So many choices and considerations… does the flute key really matter?
What about the size of your instrument, quality of tone, building materials, craftsmanship, reputation of flute maker, ornamentation, decorations, mouthpiece, finger holes, construction: flue in the flute/flue in the block (whaaaat?) ?
Take a deep breath and keep it simple. Your first flute can be any flute that sounds good to you, feels good to hold, and makes you feel good inside. Try it out in person. If it is easy to play, fits your hands, and feels comfortable in your mouth, then make sure it is within your budget range and you are good to go. That’s not a lot to ask for, is it? I think the best advice would be to choose a flute that you will want to actually play, over and over again, and not just decorate your wall or display as a conversation piece.
That said, here are some practical considerations to think about. It is highly recommended that you purchase your first flute in person, so you can test how it responds and feels to you when you play it. And then there is the matter of whether you want to play alone or with other musicians. This brings up a major consideration, the flute key, and whether it is concert tuned or not. If you are going to play alone, it really doesn’t matter what key you buy, or if the instrument is only in tune with itself. But, if you are joining a flute circle, certain keys are more popular, and concert tuning helps when you want to play along with other musicians.
So, what are the popular keys, and why so many different flute keys?
Each Native American-style Flute is tuned to only one key for the basic scale, a five-note (pentatonic) scale, so it has limited range of notes you can play. It’s not like a concert flute that can play over three full octaves. Instead, you can play just over one octave. (Imagine a piano, with over seven full octaves of black and white notes verses a children’s toy with seven white keys…. you see what I’m saying.) Don’t get me wrong, a Native American-style Flute is not a toy, but it is limited in its range of notes, and scales that you can play. That is why there are so many different flute keys…about 25-30 from which to choose.
The name of the flute key comes from the note sounded when all finger holes are covered (the home base note) and there are three different registers, ranges, or octaves: low, mid-range, and high. What this means for you is that you will want a versatile first flute so that you can play anything anywhere. A versatile flute is one in a mid-range key. Again, think of a piano keyboard… you will get most use out of the tones in the middle of the keyboard.
The key of A-minor comes to mind as a good first flute because it is small for transport, has easy to reach finger holes, is ideal for learning music theory, and can be accompanied by many other instruments. It is a great lifetime flute if you are young and just starting. You cannot fail playing this flute if you want to join a flute circle.
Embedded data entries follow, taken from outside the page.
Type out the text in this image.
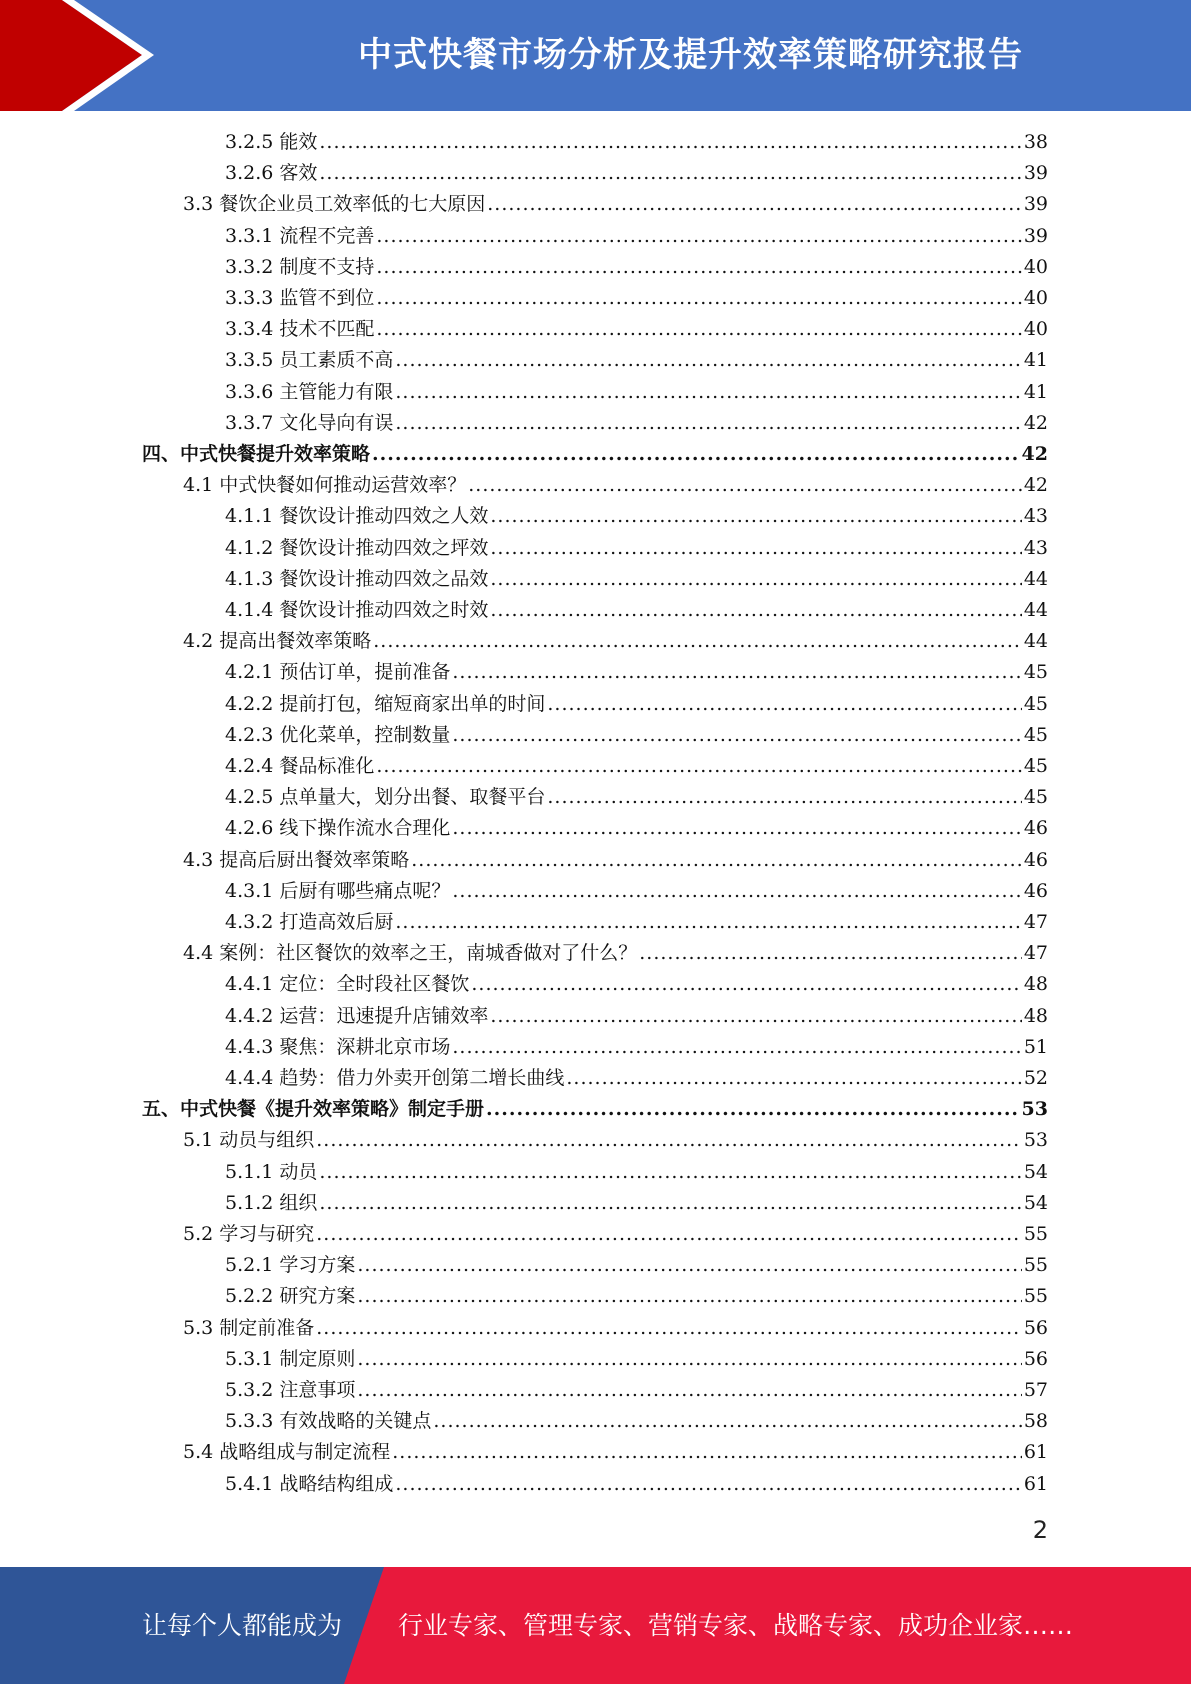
中式快餐市场分析及提升效率策略研究报告
3.2.5 能效 .....	38
3.2.6 客效 .....	39
3.3 餐饮企业员工效率低的七大原因 .....	39
3.3.1 流程不完善 .....	39
3.3.2 制度不支持 .....	40
3.3.3 监管不到位 .....	40
3.3.4 技术不匹配 .....	40
3.3.5 员工素质不高 .....	41
3.3.6 主管能力有限 .....	41
3.3.7 文化导向有误 .....	42
四、中式快餐提升效率策略 .....	42
4.1 中式快餐如何推动运营效率？ .....	42
4.1.1 餐饮设计推动四效之人效 .....	43
4.1.2 餐饮设计推动四效之坪效 .....	43
4.1.3 餐饮设计推动四效之品效 .....	44
4.1.4 餐饮设计推动四效之时效 .....	44
4.2 提高出餐效率策略 .....	44
4.2.1 预估订单，提前准备 .....	45
4.2.2 提前打包，缩短商家出单的时间 .....	45
4.2.3 优化菜单，控制数量 .....	45
4.2.4 餐品标准化 .....	45
4.2.5 点单量大，划分出餐、取餐平台 .....	45
4.2.6 线下操作流水合理化 .....	46
4.3 提高后厨出餐效率策略 .....	46
4.3.1 后厨有哪些痛点呢？ .....	46
4.3.2 打造高效后厨 .....	47
4.4 案例：社区餐饮的效率之王，南城香做对了什么？ .....	47
4.4.1 定位：全时段社区餐饮 .....	48
4.4.2 运营：迅速提升店铺效率 .....	48
4.4.3 聚焦：深耕北京市场 .....	51
4.4.4 趋势：借力外卖开创第二增长曲线 .....	52
五、中式快餐《提升效率策略》制定手册 .....	53
5.1 动员与组织 .....	53
5.1.1 动员 .....	54
5.1.2 组织 .....	54
5.2 学习与研究 .....	55
5.2.1 学习方案 .....	55
5.2.2 研究方案 .....	55
5.3 制定前准备 .....	56
5.3.1 制定原则 .....	56
5.3.2 注意事项 .....	57
5.3.3 有效战略的关键点 .....	58
5.4 战略组成与制定流程 .....	61
5.4.1 战略结构组成 .....	61
2
让每个人都能成为 行业专家、管理专家、营销专家、战略专家、成功企业家……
The most popular key overall is G-minor, so there will be plenty from which to choose. Another popular mid-range flute is the key of F#-minor, as it is slightly larger and may have a wider finger hole stretch, it gives a pleasing tone and becomes a healing or meditation instrument for many.
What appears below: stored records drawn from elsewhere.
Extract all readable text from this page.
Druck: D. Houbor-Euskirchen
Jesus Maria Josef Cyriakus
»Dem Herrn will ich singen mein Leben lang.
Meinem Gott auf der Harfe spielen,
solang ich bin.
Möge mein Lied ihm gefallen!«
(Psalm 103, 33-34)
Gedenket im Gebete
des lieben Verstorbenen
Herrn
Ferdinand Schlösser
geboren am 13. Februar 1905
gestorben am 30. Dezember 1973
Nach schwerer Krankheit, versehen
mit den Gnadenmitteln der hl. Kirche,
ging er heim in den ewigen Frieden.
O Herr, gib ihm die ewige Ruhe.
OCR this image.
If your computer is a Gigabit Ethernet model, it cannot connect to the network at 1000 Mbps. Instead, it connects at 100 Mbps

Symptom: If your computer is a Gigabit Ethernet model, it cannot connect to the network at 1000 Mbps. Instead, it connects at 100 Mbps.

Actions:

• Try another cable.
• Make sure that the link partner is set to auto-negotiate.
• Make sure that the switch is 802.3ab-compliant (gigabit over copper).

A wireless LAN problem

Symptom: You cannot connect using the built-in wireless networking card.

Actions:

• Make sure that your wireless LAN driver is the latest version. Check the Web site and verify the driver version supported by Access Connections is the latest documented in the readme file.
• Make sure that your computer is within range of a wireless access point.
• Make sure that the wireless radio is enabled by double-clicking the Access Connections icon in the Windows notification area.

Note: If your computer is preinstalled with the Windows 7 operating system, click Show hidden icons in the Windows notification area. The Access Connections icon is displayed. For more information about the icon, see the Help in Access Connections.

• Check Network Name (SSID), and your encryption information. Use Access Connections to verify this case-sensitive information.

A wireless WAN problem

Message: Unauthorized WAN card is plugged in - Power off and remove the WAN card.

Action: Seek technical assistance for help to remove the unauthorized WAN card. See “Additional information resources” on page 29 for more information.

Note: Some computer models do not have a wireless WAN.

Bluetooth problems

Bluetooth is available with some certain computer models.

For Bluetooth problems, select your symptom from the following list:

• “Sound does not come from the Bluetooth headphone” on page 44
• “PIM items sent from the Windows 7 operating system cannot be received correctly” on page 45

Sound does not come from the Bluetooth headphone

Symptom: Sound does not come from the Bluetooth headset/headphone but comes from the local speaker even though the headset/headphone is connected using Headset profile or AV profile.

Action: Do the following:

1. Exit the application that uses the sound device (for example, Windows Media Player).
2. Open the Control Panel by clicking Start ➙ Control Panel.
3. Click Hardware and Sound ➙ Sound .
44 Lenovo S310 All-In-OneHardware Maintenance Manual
As a side note, the mid B-minor flute (higher pitch) is popular with dulcimer and the low E-minor flute (lower pitch) is popular for playing along with guitar. Again, try before you buy and know your application, how and where you will most enjoy playing your instrument.
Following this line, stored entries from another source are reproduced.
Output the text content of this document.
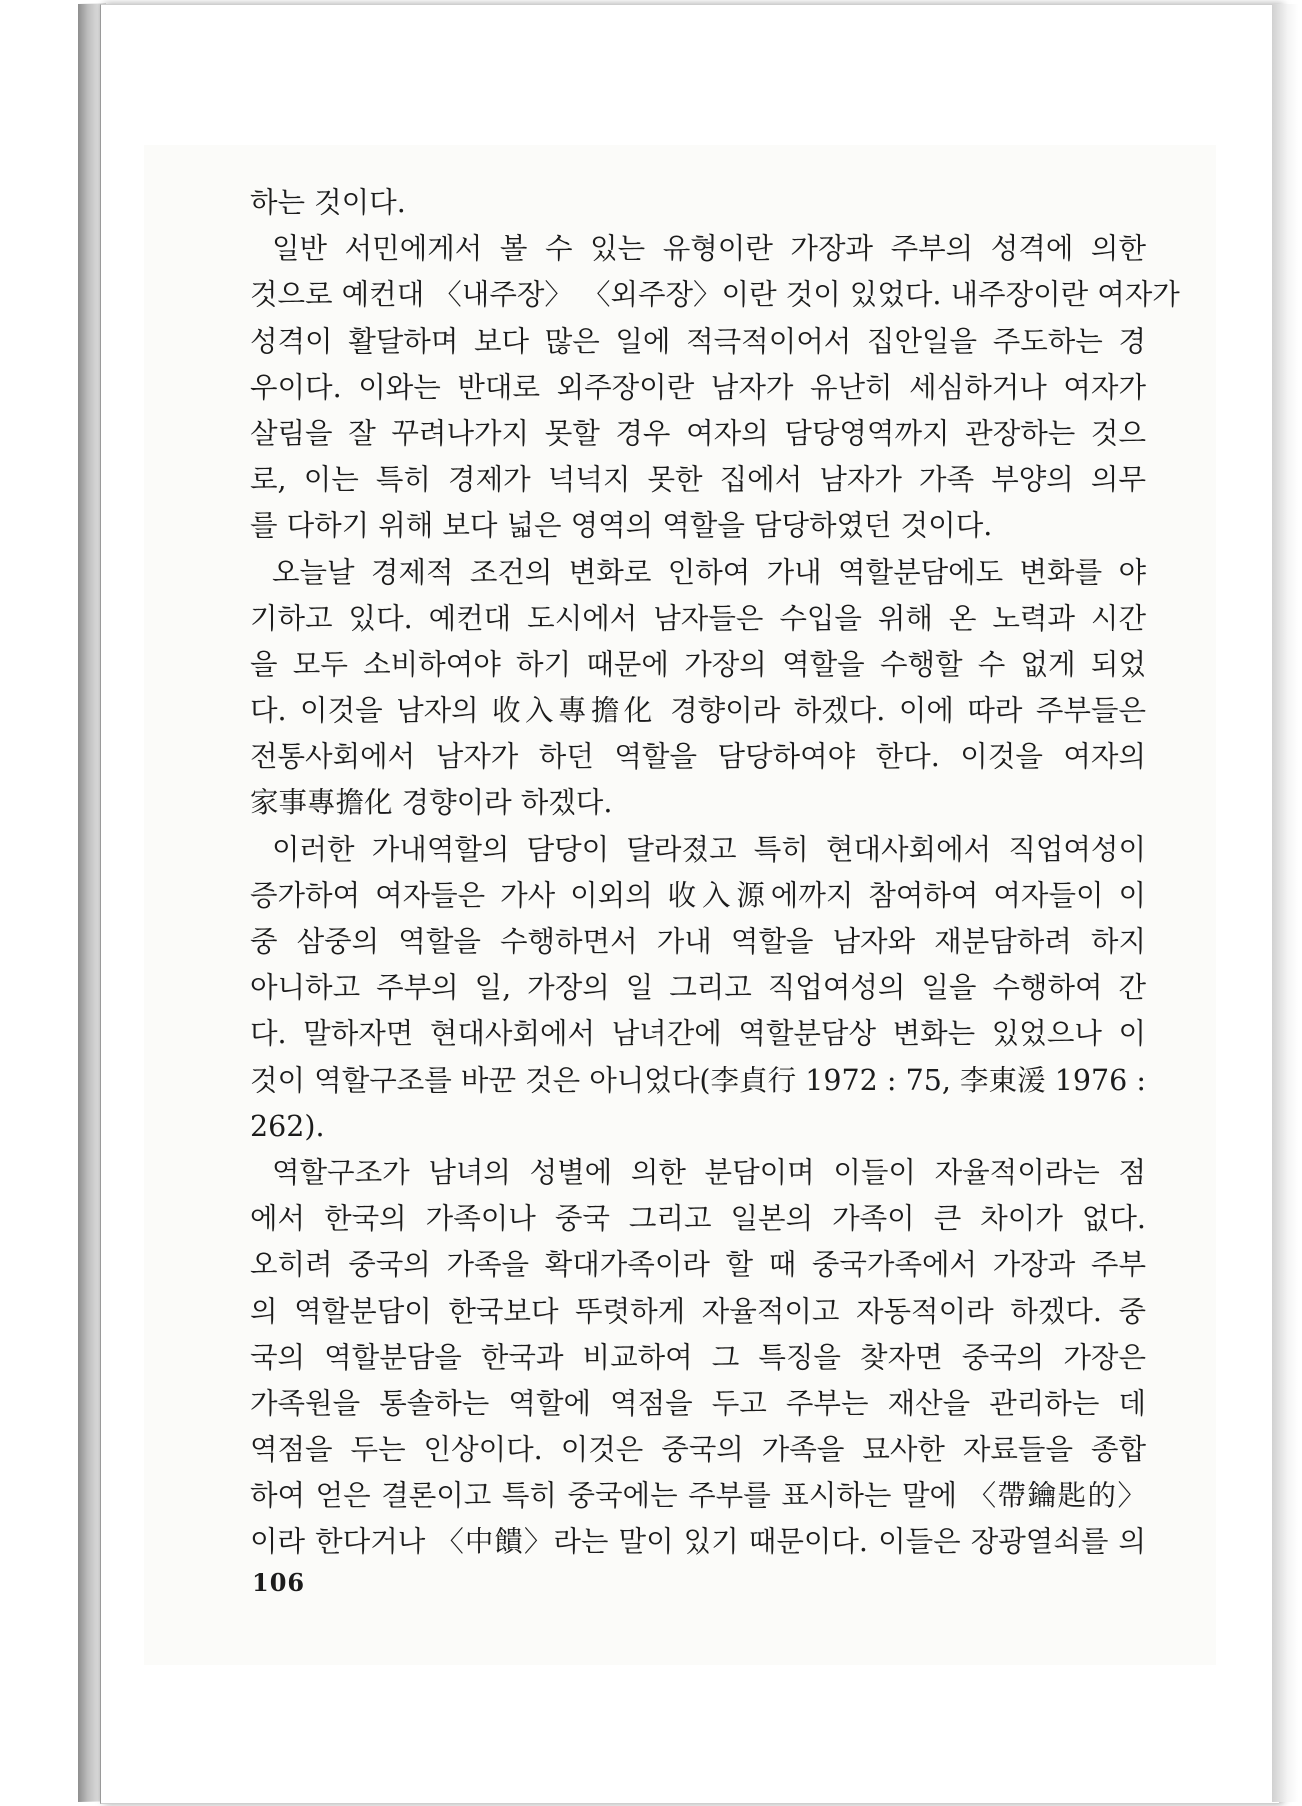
하는 것이다.
일반 서민에게서 볼 수 있는 유형이란 가장과 주부의 성격에 의한
것으로 예컨대 〈내주장〉 〈외주장〉이란 것이 있었다. 내주장이란 여자가
성격이 활달하며 보다 많은 일에 적극적이어서 집안일을 주도하는 경
우이다. 이와는 반대로 외주장이란 남자가 유난히 세심하거나 여자가
살림을 잘 꾸려나가지 못할 경우 여자의 담당영역까지 관장하는 것으
로, 이는 특히 경제가 넉넉지 못한 집에서 남자가 가족 부양의 의무
를 다하기 위해 보다 넓은 영역의 역할을 담당하였던 것이다.
오늘날 경제적 조건의 변화로 인하여 가내 역할분담에도 변화를 야
기하고 있다. 예컨대 도시에서 남자들은 수입을 위해 온 노력과 시간
을 모두 소비하여야 하기 때문에 가장의 역할을 수행할 수 없게 되었
다. 이것을 남자의 收入專擔化 경향이라 하겠다. 이에 따라 주부들은
전통사회에서 남자가 하던 역할을 담당하여야 한다. 이것을 여자의
家事專擔化 경향이라 하겠다.
이러한 가내역할의 담당이 달라졌고 특히 현대사회에서 직업여성이
증가하여 여자들은 가사 이외의 收入源에까지 참여하여 여자들이 이
중 삼중의 역할을 수행하면서 가내 역할을 남자와 재분담하려 하지
아니하고 주부의 일, 가장의 일 그리고 직업여성의 일을 수행하여 간
다. 말하자면 현대사회에서 남녀간에 역할분담상 변화는 있었으나 이
것이 역할구조를 바꾼 것은 아니었다(李貞行 1972 : 75, 李東湲 1976 :
262).
역할구조가 남녀의 성별에 의한 분담이며 이들이 자율적이라는 점
에서 한국의 가족이나 중국 그리고 일본의 가족이 큰 차이가 없다.
오히려 중국의 가족을 확대가족이라 할 때 중국가족에서 가장과 주부
의 역할분담이 한국보다 뚜렷하게 자율적이고 자동적이라 하겠다. 중
국의 역할분담을 한국과 비교하여 그 특징을 찾자면 중국의 가장은
가족원을 통솔하는 역할에 역점을 두고 주부는 재산을 관리하는 데
역점을 두는 인상이다. 이것은 중국의 가족을 묘사한 자료들을 종합
하여 얻은 결론이고 특히 중국에는 주부를 표시하는 말에 〈帶鑰匙的〉
이라 한다거나 〈中饋〉라는 말이 있기 때문이다. 이들은 장광열쇠를 의
106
Let’s compare the three most popular mid-range flute keys to help narrow down your decision:
- Highest pitch of all three
- Bright, sweet sound
- Typically smaller, easiest to transport and play
- Commonly used for group playing
- Standard for many flute circles and workshops due to easy chord accompaniment
- Good choice for a beginner or a child as a lifetime flute
- Most popular key overall, a good compromise between the A-minor and F#-minor
- Large selection from which to choose from any flute maker
- Very grounding, connects to the Earth’s vibration
- Recommended for relaxation, can help calm nerves
- Comfortable size and finger reach makes it a good choice for beginning adult
- Lowest pitch of all three
- Usually larger in size, sometimes longer fingering stretch
- Larger bore may require more breath
- Very soothing sound, notes correspond to the frequency of our DNA
- Good choice for music therapy, vibrational sound healing, private meditation or spiritual practice
- Notes match actual pitches on the staff of “Nakai tablature” fingering position notation system, so if you have previous musical training, have perfect pitch, or plan to read or write Native American-style flute music this is a very compatible key
Happy hunting for that special connection between you and your flute! And remember… it has been said many times, “Your first flute will choose you!”